The two other major players in the PPC game are Yahoo Search Marketing and MSN Adcenter. Although these two pay per click sources don’t nearly have as much traffic as Google Adwords, in my experience they do have better conversions. Since the competition is not as much I also pay a lower cost per conversion versus advertising on Google Adwords.
If you take Yahoo and MSN’s search volume, they represent about 30% of the searches done on the Internet. This is still a sizable amount of traffic to profit from. Yahoo and MSN are planning to merge their pay per click marketing platforms, which I hope with give Google Adwords a formidable challenge.
There are dozens of second tier pay per click search engines such as 7Search.com, Looksmart.com, Ask.com, etc. that can provide marketers with thousands of targeted prospects each and every day.
But the problem with the second tier search engines is that they derive their traffic from a number of traffic partner sites. This can results in a large number of fraudulent clicks from partner sources that are just out to steal click revenues.

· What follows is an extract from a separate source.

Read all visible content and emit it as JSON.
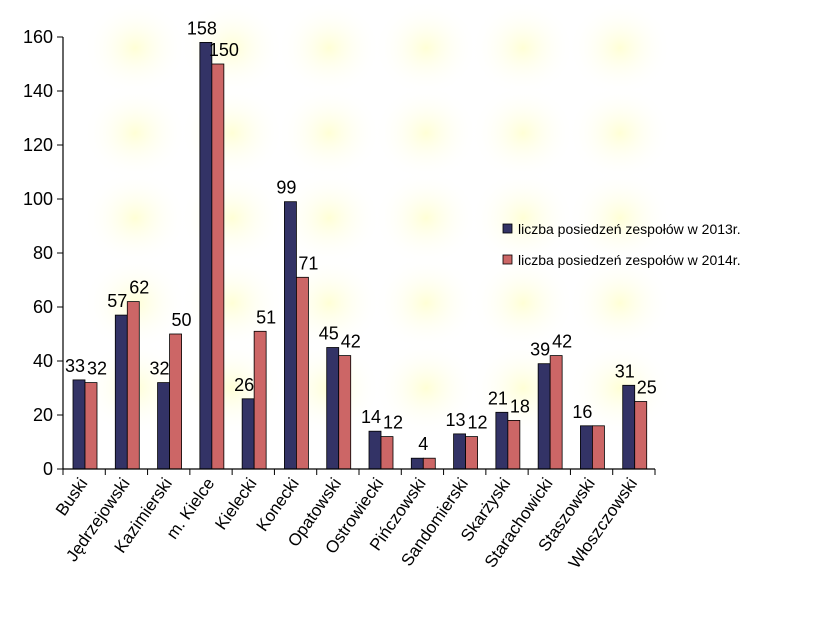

These second tier search engines don’t have the sophisticated fraud technology that Google Adwords has, so it is hard to determine what clicks are real and which are fraudulent when they charge your account.
The key is to learn how to pass traffic partner IDs from second tier search engines so that you can have these fraudulent traffic sources shut off. If you are disciplined enough to do this and can afford to lose some money up front to clean up the traffic, you will be left with decent converting traffic at the end of this exercise.
PPC traffic in my opinion is still the best converting traffic because it allows you to screen your prospects with your ads before they click and you are charged a click cost.
Although PPV traffic is also very lucrative, it is now getting very competitive and profit margins are shrinking fast with PPV traffic sources.
If you want to build a thriving PPC to CPA business, never allow one PPC traffic source to be more than 25% of your traffic spend. Diversify your PPC sources so that when one source disappears, you still have at least 75% of your PPC traffic.
So in conclusion, PPC to CPA is very much alive with great potential, even if you don’t rely on Google Adwords for PPC traffic.